Munroe, the center’s reigning “Halo 2” combat game champion, said she visits at least once a week. “You can be interactive with other people instead of sitting alone in your room for 12 hours straight,” she said.
The majority of gaming-center patrons have their own gaming systems at home but supplement their at-home gaming with trips to centers purely for the interaction, said Mark Nielsen, executive director of iGames, a Mountain View, Calif.-based organization representing interactive gaming center owners.
“It’s much more fun when you can sit next to someone and talk smack,” said Dean Tanenbaum, co-founder of Net-Topia, a gaming center in Longmont’s Twin Peaks Mall. “It’s more fun to see the look of pain on their face when you destroy them.”
Tanenbaum founded Net-Topia in 2003 after returning from a teaching position in Japan. The popularity of interactive gaming centers there persuaded him to jump into the business with friend Jon Willig, owner of Run PC stores in Fort Collins and Longmont.
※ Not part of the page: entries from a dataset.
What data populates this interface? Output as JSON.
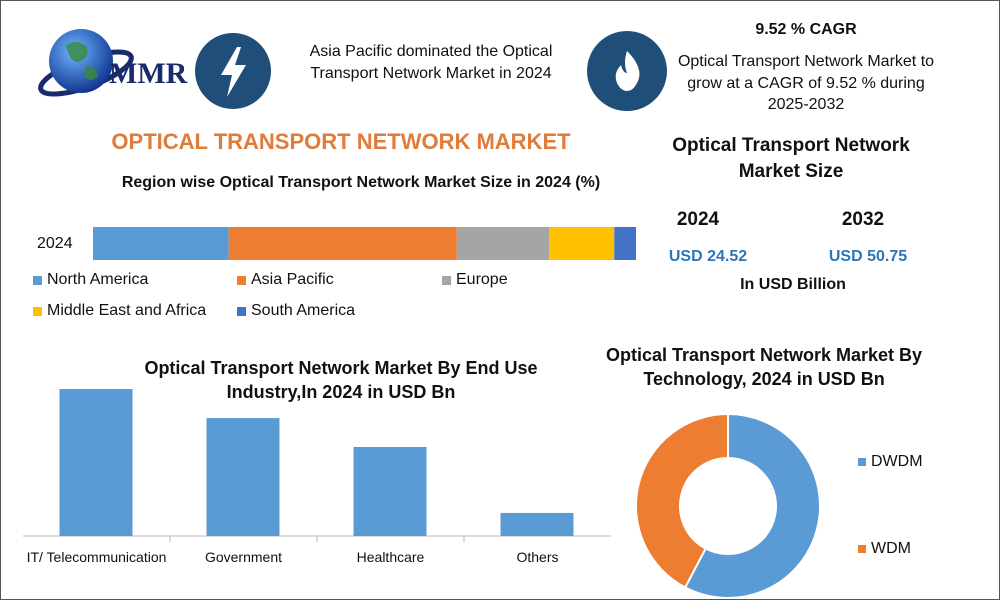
{
  "header": {
    "logo": "MMR",
    "highlight": "Asia Pacific dominated the Optical Transport Network Market in 2024",
    "cagr_title": "9.52 % CAGR",
    "cagr_text": "Optical Transport Network Market to grow at a CAGR of 9.52 % during 2025-2032"
  },
  "title": "OPTICAL TRANSPORT NETWORK MARKET",
  "market_size": {
    "title": "Optical Transport Network Market Size",
    "years": [
      "2024",
      "2032"
    ],
    "values": [
      "USD 24.52",
      "USD 50.75"
    ],
    "unit": "In USD Billion"
  },
  "chart_data": [
    {
      "type": "stacked_hbar",
      "title": "Region wise Optical Transport Network Market Size in 2024 (%)",
      "categories": [
        "2024"
      ],
      "xlim": [
        0,
        100
      ],
      "series": [
        {
          "name": "North America",
          "color": "#5b9bd5",
          "values": [
            25
          ]
        },
        {
          "name": "Asia Pacific",
          "color": "#ed7d31",
          "values": [
            42
          ]
        },
        {
          "name": "Europe",
          "color": "#a5a5a5",
          "values": [
            17
          ]
        },
        {
          "name": "Middle East and Africa",
          "color": "#ffc000",
          "values": [
            12
          ]
        },
        {
          "name": "South America",
          "color": "#4472c4",
          "values": [
            4
          ]
        }
      ]
    },
    {
      "type": "bar",
      "title": "Optical Transport Network Market  By End Use Industry,In 2024 in USD Bn",
      "categories": [
        "IT/ Telecommunication",
        "Government",
        "Healthcare",
        "Others"
      ],
      "values": [
        9.56,
        7.67,
        5.79,
        1.5
      ],
      "color": "#5b9bd5"
    },
    {
      "type": "donut",
      "title": "Optical Transport Network Market By Technology, 2024 in USD Bn",
      "categories": [
        "DWDM",
        "WDM"
      ],
      "values": [
        14.15,
        10.37
      ],
      "colors": [
        "#5b9bd5",
        "#ed7d31"
      ]
    }
  ]
}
Net-Topia, which features a mix of personal computer and Xbox gaming systems, recently moved within the mall, taking over a former restaurant space so it could serve food.
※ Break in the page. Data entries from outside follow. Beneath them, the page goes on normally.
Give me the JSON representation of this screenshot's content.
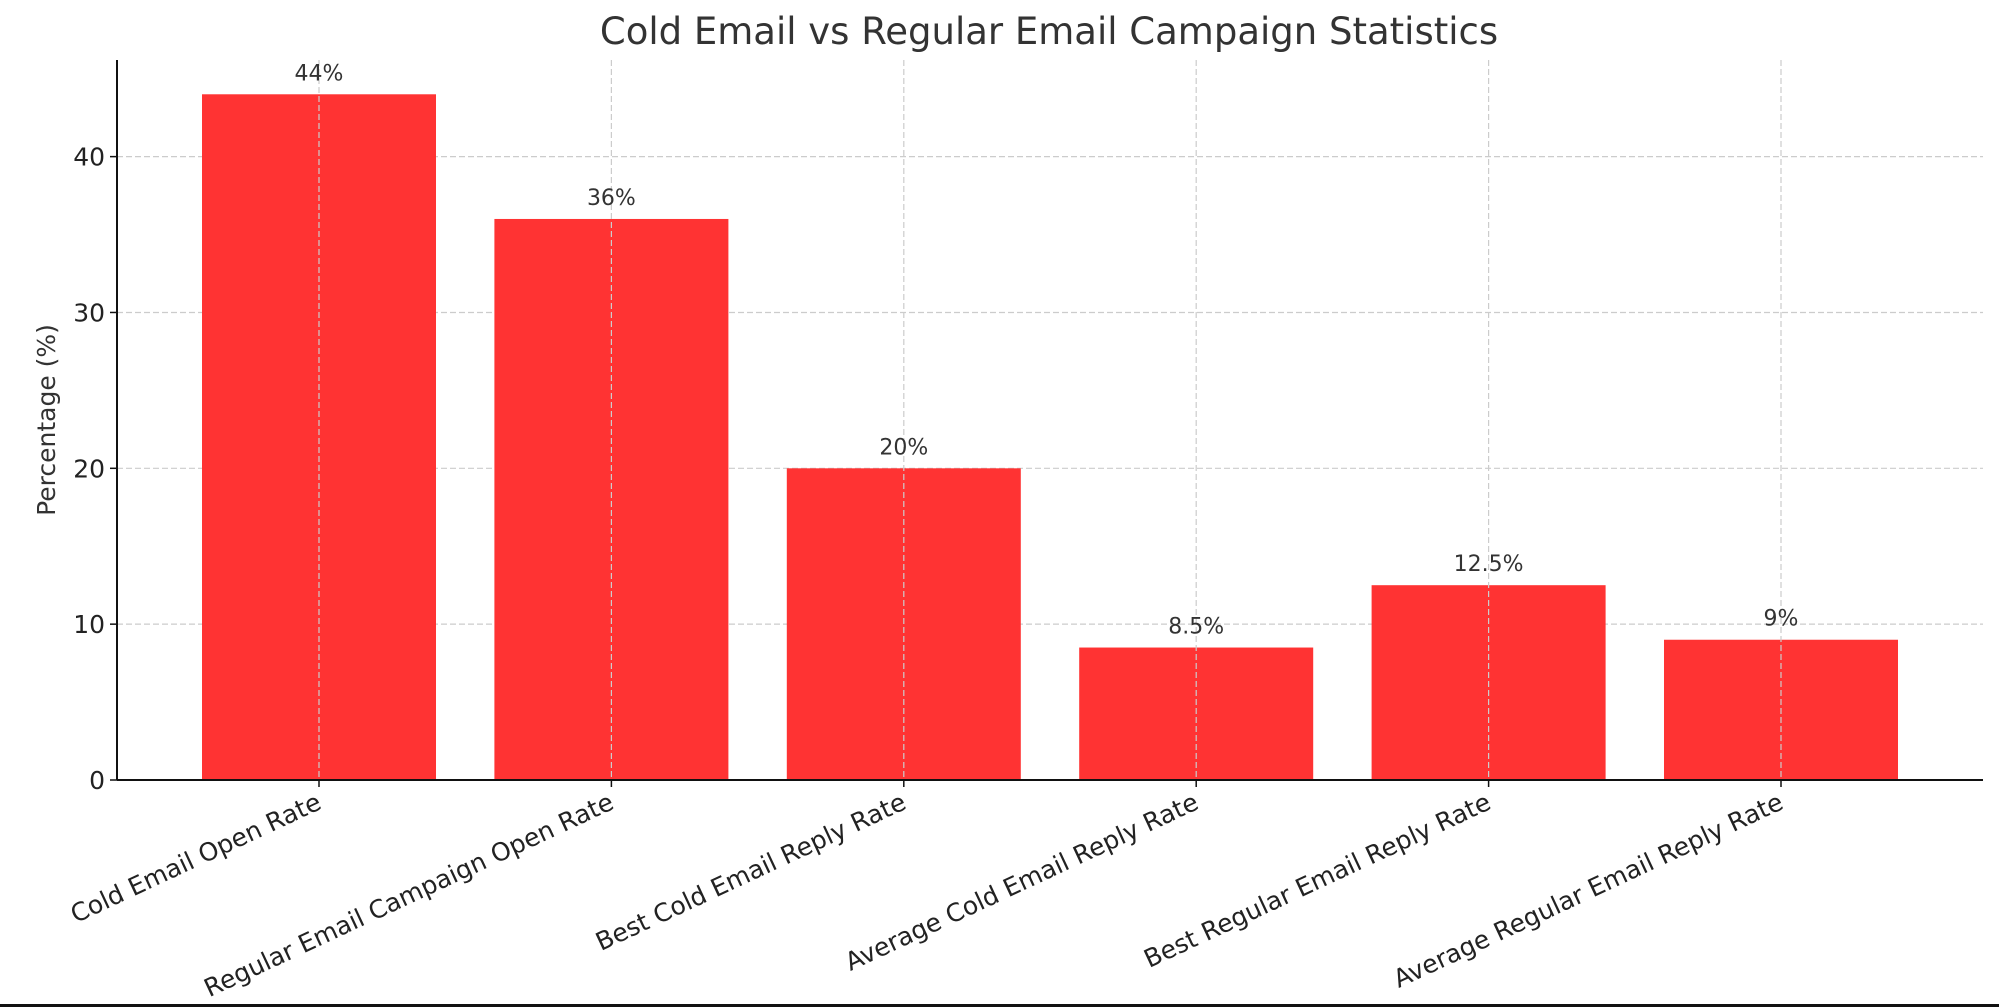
{
  "chart_data": {
    "type": "bar",
    "title": "Cold Email vs Regular Email Campaign Statistics",
    "xlabel": "",
    "ylabel": "Percentage (%)",
    "categories": [
      "Cold Email Open Rate",
      "Regular Email Campaign Open Rate",
      "Best Cold Email Reply Rate",
      "Average Cold Email Reply Rate",
      "Best Regular Email Reply Rate",
      "Average Regular Email Reply Rate"
    ],
    "values": [
      44,
      36,
      20,
      8.5,
      12.5,
      9
    ],
    "data_labels": [
      "44%",
      "36%",
      "20%",
      "8.5%",
      "12.5%",
      "9%"
    ],
    "ylim": [
      0,
      46.2
    ],
    "yticks": [
      "0",
      "10",
      "20",
      "30",
      "40"
    ],
    "grid": true,
    "bar_color": "#ff3333"
  }
}
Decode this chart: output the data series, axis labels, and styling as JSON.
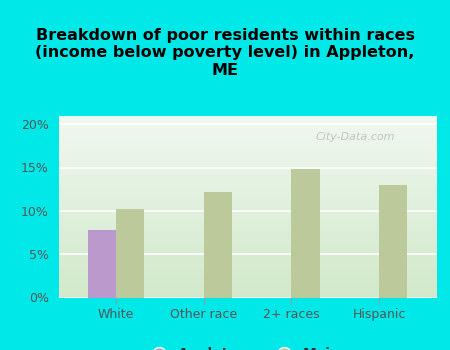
{
  "title": "Breakdown of poor residents within races\n(income below poverty level) in Appleton,\nME",
  "categories": [
    "White",
    "Other race",
    "2+ races",
    "Hispanic"
  ],
  "appleton_values": [
    7.8,
    null,
    null,
    null
  ],
  "maine_values": [
    10.2,
    12.2,
    14.8,
    13.0
  ],
  "appleton_color": "#bb99cc",
  "maine_color": "#bcc99a",
  "background_color": "#00e8e8",
  "ylim": [
    0,
    21
  ],
  "yticks": [
    0,
    5,
    10,
    15,
    20
  ],
  "ytick_labels": [
    "0%",
    "5%",
    "10%",
    "15%",
    "20%"
  ],
  "bar_width": 0.32,
  "title_fontsize": 11.5,
  "tick_fontsize": 9,
  "legend_fontsize": 10,
  "watermark": "City-Data.com"
}
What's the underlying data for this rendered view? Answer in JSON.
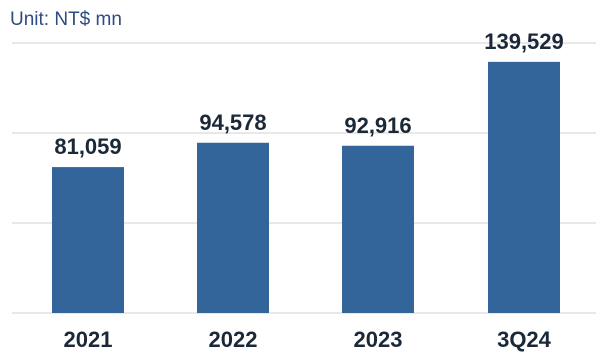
{
  "chart_data": {
    "type": "bar",
    "unit_label": "Unit: NT$ mn",
    "categories": [
      "2021",
      "2022",
      "2023",
      "3Q24"
    ],
    "values": [
      81059,
      94578,
      92916,
      139529
    ],
    "value_labels": [
      "81,059",
      "94,578",
      "92,916",
      "139,529"
    ],
    "title": "",
    "xlabel": "",
    "ylabel": "",
    "ylim": [
      0,
      160000
    ],
    "grid": true,
    "bar_color": "#33659a",
    "grid_color": "#d0d0d0"
  }
}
Since iGames was founded with just three centers in 1996, it has grown to include more than 600 North American interactive gaming centers.
“Our belief is that game centers will grow to a scale that arcades were in the 1980s,” Nielsen said. The interactive-gaming industry is so far dominated by mom-and-pop businesses, but an Arvada company has begun franchising its centers. The WASD Group LLC, which owns Maximumgamer in Arvada, has franchised locations in Westminster, Thornton and Littleton. Franchise fees are $20,000 to $25,000, plus 6 percent monthly royalties.
“There’s a huge potential in this industry for someone to come in and do it right on a corporate level, said Geoff Tognetti, president and general partner of the WASD Group. “I’m not saying that’s necessarily us, but that’s our ideal.”
Maximumgamers offer only PC-based gaming that Togetti described as emulating “the dream basement that one of your rich friends would have.”
While many view interactive-gaming centers as next-generation arcades, others liken the centers to movie theaters because they give gamers a chance to experience “first-run” games when they are launched before deciding if they want to buy them.
Players at Net-Topia plunk down $5 an hour for playtime or buy packages of seven hours for $10. The Dojo, where a 16-by- 8-foot screen dominates the rear wall, charges $5 an hour, $8 for three hours and $12 for all day. At Maximumgamer, costs range from $2 for 30 minutes to $75 for 50-hour accounts.
“It’s not a hugely profitable business, but it does well by us,” Tognetti said. “All of our businesses are cash-flow positive.”
On a recent afternoon at The Dojo, gamers drifted in and out of the center, often interrupting their gaming to visit a Starbucks or grab a meal at the food court.
“Every business around here will benefit from our presence,” Kelly said. “Parents will come here because they know they can drop their kids off while they shop.”
The Dojo is helping the mall fulfill its mission of turning The Village into an entertainment-oriented area, said Heather Drake, FlatIron’s senior marketing manager.
Joette Frey, marketing director for Twin Peaks mall, got a sense of how much traffic Net-Topia generates when it relocated to a new center in the mall. Following the move, disappointed patrons flocked to the customer-service desk, worried the center had closed.